Note: it might be worthwhile to provide a high-level Light Level Sensor
which would mirror the light-level
media feature, but in JavaScript.
This sensor would not require additional user permission to be activated in user agents that exposed the light-level
media feature.
2. Examples
let sensor = new AmbientLightSensor(); sensor.start(); sensor.onchange = function(event) { console.log(sensor.illuminance); }; sensor.onerror = function(event) { console.log(event.error.name, event.error.message); };
3. Security and Privacy Considerations
There are no specific security and privacy considerations beyond those described in the Generic Sensor API [GENERIC-SENSOR].
4. Model
The Ambient Light Sensor’s associated Sensor subclass is the AmbientLightSensor
class.
The Ambient Light Sensor has a default sensor, which is the device’s main light detector.

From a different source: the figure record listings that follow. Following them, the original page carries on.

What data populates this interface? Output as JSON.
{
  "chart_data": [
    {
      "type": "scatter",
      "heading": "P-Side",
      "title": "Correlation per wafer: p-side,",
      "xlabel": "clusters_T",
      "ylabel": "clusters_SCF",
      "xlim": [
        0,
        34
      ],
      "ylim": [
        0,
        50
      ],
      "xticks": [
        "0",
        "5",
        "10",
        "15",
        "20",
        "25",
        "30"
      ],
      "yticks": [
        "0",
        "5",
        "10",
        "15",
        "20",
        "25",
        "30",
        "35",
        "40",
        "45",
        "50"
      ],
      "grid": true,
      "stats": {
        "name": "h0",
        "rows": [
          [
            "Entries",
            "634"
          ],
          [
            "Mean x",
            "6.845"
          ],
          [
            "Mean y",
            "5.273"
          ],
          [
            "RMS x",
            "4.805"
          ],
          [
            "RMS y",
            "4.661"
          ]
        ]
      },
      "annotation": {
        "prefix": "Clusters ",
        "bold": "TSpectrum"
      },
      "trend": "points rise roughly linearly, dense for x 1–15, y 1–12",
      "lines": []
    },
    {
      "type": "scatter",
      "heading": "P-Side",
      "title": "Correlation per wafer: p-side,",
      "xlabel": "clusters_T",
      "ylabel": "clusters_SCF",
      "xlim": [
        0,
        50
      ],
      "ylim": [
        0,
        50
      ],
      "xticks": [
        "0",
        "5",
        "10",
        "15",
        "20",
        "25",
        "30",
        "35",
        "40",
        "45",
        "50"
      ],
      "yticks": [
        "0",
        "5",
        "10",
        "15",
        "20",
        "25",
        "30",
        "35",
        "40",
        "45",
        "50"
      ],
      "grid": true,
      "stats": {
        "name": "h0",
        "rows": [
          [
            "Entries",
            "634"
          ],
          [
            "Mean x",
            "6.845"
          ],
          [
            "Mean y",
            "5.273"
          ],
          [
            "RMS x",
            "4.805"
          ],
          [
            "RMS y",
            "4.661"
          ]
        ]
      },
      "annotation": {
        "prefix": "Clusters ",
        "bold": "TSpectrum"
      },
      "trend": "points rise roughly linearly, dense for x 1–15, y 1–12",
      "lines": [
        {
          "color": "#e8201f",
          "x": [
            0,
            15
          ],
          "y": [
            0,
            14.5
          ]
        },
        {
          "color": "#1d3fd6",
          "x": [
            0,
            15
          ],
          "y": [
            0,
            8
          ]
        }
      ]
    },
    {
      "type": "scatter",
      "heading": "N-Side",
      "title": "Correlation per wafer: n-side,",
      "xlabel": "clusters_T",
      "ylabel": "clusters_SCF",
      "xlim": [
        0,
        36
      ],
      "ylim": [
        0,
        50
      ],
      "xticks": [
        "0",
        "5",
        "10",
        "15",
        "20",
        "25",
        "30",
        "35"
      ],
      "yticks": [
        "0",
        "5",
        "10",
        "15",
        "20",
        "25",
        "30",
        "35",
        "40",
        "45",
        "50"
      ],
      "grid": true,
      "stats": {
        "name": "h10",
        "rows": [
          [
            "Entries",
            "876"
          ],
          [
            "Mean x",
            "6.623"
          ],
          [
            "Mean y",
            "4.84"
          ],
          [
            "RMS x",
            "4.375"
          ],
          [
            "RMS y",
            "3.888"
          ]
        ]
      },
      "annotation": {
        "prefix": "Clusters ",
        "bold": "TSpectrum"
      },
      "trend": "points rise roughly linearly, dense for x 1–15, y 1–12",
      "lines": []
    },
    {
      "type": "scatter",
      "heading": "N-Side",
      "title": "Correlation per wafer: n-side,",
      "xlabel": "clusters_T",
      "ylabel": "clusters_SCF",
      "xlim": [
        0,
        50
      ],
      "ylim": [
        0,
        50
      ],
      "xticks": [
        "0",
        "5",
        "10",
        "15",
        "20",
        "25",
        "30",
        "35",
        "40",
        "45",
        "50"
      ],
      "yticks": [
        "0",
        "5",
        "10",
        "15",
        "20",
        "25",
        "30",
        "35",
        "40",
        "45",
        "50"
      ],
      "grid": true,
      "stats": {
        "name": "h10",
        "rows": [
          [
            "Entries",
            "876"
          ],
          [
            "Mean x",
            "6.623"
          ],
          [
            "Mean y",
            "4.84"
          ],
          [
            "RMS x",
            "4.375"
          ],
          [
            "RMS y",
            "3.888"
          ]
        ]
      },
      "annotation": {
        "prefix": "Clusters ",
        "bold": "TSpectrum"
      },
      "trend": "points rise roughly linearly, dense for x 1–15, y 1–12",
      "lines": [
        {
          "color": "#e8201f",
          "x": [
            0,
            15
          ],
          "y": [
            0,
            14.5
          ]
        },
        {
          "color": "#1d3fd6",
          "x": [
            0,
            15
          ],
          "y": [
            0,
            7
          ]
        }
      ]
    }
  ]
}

The Ambient Light Sensor’s reporting mode is implementation specific.
The Ambient Light Sensor has an associated PermissionName
which is "ambient-light-sensor".
The current light level or illuminance is a value that represents the ambient light levels around the hosting device. Its unit is the lux (lx) [SI].
Note: The precise lux value reported by different devices in the same light can be different, due to differences in detection method, sensor construction, etc.
5. API
5.1. The AmbientLightSensor Interface
[Constructor(optional SensorOptions sensorOptions)] interface AmbientLightSensor : Sensor { readonly attribute unrestricted double? illuminance; };
To Construct an AmbientLightSensor Object the user agent must invoke the construct a Sensor object abstract operation.
5.1.1. The illuminance attribute
The illuminance attribute of the AmbientLightSensor
interface represents the current light level.
6. Use Cases and Requirements
-
A Web application gradually updates document style based on light level changes.
-
A Web application provides input for a smart home system to control lighting.
-
A Web aplication checks whether light level at work space is sufficient, based on occupational health regulations.
-
A Web application monitors light level changes produced by hovering hand user gesture and interprets them to control a game character.
-
A Web application calculates settings for a camera with manual controls (apperture, shutter speed, ISO).
The mentioned use cases require plain light level data, not a pre-defined set of values.
7. Acknowledgements
Doug Turner for the initial prototype and Marcos Caceres for the test suite.
Paul Bakaus for the LightLevelSensor idea.
Mikhail Pozdnyakov and Alexander Shalamov for the use cases and requirements.
8. Conformance
Conformance requirements are expressed with a combination of descriptive assertions and RFC 2119 terminology. The key words "MUST", "MUST NOT", "REQUIRED", "SHALL", "SHALL NOT", "SHOULD", "SHOULD NOT", "RECOMMENDED", "MAY", and "OPTIONAL" in the normative parts of this document are to be interpreted as described in RFC 2119. However, for readability, these words do not appear in all uppercase letters in this specification.
All of the text of this specification is normative except sections explicitly marked as non-normative, examples, and notes. [RFC2119]
A conformant user agent must implement all the requirements listed in this specification that are applicable to user agents.
The IDL fragments in this specification must be interpreted as required for conforming IDL fragments, as described in the Web IDL specification. [WEBIDL]